I need to count true positive (TP), false positive (FP), true negative (TN) and false negative(FN). so for some coordinate x’.
TP = A[x’]==1 && G[x’]==1 – hence AND gate
TN = A[x’]==0 && G[x’]==0 – hence NAND gate
FP = A[x’]==1 && G[x’]==0 --hence (1 AND A[x’]) AND ( 0 NAND G[x’] )
FN = A[x’]==0 && G[x’]==1 --hence (0 NAND A[x’]) AND ( 1 AND G[x’] )
Hence output from such warp should be Vector with 4 entries [count(TP), count(TN), count(FP) , count(FN) ]
Is it possible and does it make sense to apply such things in warp level primitive- or maybe in kernel itself? There is very little daa to exchange between threads so warp level synchronization seems to be better then block synchronization.
Later I would use sum reduction kernel methods, maybe cooperative groups, depends on experiments results.
I am not sure I understand what you are trying to to. Would a bit-slice approach work for your use case in order to avoid warp-level constructs? FWIW, modern GPUs have a LOP3 instruction that can compute any logical function of three inputs.
Thanks I will invastigate those. I was just reading about warp level primitives like __ballot_sync() , and was wandering weather it makes sense to use them in my use case . Also Ussually getting some lower level instructions is faster than abstracted ones so I am wandering for example is bitwise and is the same as and gate etc.?
As far as I can tell on the latest GPU architectures the compiler maps pretty much all logical operations to LOP3, with the zero register as the third input if need be. This makes for great efficiency as any logical expression of three inputs, no matter how complicated, can be mapped to one instruction. But it also makes the generated machine code (SASS) really hard to read for humans, as something like LOP3 0xee is pretty meaningless.
As far as I know, LOP3 has the same throughput as IADD (integer add) so it has maximum throughput possible. However it is always a good idea to check such assumptions by (1) consulting documentation and (2) timing benchmark cases. The internal workings of LOP3 are not documented; one might be tempted to search for a relevant patent that describes it.
For starters, you could use something like thrust::transform_reduce thrust: thrust::transform_reduce . Zip both arrays together, apply transformation to compute for example TP, and perform sum reduction.

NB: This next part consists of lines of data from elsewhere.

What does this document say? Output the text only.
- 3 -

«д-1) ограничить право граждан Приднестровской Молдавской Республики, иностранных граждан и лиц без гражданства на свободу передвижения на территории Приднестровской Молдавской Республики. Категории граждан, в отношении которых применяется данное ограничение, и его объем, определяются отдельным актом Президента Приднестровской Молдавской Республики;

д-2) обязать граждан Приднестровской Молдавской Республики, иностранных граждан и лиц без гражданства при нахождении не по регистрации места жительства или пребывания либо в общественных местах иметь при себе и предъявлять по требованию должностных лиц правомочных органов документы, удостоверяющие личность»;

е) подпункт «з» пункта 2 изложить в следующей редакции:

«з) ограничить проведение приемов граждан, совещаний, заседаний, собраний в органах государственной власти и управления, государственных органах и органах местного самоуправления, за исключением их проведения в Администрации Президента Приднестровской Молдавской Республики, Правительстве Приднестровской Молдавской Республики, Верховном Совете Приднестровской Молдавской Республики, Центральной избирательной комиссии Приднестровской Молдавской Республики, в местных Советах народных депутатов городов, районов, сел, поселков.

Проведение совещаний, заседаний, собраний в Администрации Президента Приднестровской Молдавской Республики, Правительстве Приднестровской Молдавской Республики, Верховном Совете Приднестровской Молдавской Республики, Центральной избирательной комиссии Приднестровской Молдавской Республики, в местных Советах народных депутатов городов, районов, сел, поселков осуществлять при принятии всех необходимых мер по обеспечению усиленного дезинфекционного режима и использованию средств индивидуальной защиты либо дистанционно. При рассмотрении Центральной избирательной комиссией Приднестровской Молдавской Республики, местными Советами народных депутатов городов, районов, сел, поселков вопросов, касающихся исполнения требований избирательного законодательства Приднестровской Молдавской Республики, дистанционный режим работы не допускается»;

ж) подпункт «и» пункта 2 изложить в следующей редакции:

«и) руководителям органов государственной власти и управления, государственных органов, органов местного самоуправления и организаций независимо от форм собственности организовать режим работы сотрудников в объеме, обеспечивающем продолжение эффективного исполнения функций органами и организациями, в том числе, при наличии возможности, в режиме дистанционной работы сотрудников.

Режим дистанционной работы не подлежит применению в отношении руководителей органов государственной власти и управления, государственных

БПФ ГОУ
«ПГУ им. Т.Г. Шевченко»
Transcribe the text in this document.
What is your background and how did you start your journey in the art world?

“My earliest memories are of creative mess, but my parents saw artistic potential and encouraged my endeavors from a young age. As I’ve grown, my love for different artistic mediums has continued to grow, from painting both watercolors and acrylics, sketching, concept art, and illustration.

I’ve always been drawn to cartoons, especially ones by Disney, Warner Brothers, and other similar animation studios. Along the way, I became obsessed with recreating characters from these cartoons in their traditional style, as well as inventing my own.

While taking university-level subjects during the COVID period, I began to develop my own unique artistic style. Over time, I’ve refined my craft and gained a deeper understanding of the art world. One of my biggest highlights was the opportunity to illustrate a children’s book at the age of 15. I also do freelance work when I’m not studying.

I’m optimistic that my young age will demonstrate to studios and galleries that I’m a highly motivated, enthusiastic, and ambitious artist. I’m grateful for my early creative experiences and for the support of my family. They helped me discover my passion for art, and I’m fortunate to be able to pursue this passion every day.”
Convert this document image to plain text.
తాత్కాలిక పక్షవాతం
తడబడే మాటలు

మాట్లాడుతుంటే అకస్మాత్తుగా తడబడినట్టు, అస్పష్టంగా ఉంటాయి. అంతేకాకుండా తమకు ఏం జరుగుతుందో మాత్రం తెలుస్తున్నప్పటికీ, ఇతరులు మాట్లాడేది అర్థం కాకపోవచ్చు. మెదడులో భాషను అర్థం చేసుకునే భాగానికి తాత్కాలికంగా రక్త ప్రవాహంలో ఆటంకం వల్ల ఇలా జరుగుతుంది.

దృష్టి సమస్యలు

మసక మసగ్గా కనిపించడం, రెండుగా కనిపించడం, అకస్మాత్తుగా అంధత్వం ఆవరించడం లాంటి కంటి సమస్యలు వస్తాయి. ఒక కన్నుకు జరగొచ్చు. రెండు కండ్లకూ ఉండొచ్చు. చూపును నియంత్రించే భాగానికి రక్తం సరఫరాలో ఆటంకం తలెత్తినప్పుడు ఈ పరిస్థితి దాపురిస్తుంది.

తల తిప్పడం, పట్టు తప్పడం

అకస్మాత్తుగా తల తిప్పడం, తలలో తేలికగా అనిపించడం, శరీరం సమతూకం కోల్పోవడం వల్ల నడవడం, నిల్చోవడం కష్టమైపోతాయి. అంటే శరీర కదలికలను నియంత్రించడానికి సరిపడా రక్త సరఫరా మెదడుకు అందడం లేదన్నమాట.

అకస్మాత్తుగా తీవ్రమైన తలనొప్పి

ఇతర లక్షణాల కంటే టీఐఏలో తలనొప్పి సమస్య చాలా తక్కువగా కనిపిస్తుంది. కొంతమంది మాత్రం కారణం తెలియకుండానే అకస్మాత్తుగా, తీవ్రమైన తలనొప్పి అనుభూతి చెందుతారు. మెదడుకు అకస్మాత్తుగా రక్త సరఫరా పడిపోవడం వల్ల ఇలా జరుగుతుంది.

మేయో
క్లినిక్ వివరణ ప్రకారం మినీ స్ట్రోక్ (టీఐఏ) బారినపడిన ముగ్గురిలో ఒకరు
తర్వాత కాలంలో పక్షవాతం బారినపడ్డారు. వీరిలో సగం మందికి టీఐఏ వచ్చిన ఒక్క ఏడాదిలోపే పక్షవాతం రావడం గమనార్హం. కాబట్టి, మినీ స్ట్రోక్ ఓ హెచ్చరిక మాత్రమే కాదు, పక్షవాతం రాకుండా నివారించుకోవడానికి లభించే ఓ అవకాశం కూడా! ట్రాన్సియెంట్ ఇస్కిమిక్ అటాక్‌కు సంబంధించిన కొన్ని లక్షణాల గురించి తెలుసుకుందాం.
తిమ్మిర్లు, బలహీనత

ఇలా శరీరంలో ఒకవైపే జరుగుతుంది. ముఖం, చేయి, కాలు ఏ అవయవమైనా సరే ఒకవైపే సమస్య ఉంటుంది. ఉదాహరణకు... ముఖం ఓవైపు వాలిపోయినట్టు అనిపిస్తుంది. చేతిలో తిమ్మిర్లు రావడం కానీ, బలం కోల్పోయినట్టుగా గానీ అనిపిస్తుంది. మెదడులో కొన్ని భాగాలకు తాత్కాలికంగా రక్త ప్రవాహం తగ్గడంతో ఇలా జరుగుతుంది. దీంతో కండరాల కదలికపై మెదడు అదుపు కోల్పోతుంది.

If you can pack the booleans into a bit array, e.g 32 values in a single 32-bit integer, you could use popcount for efficient processing. Popcount counts the number of bits which are set to 1 in an integer
unsigned int packedA = A[x']; // 0x10011
unsigned int packedB = G[x']; // 0x10101
unsigned int AND = packedA & packedB; // 0x10001
int TP = popcount(packedA & packedB) // 2
(Note that a NAND operation will not only return true for input (0,0). I think you should use NOR instead)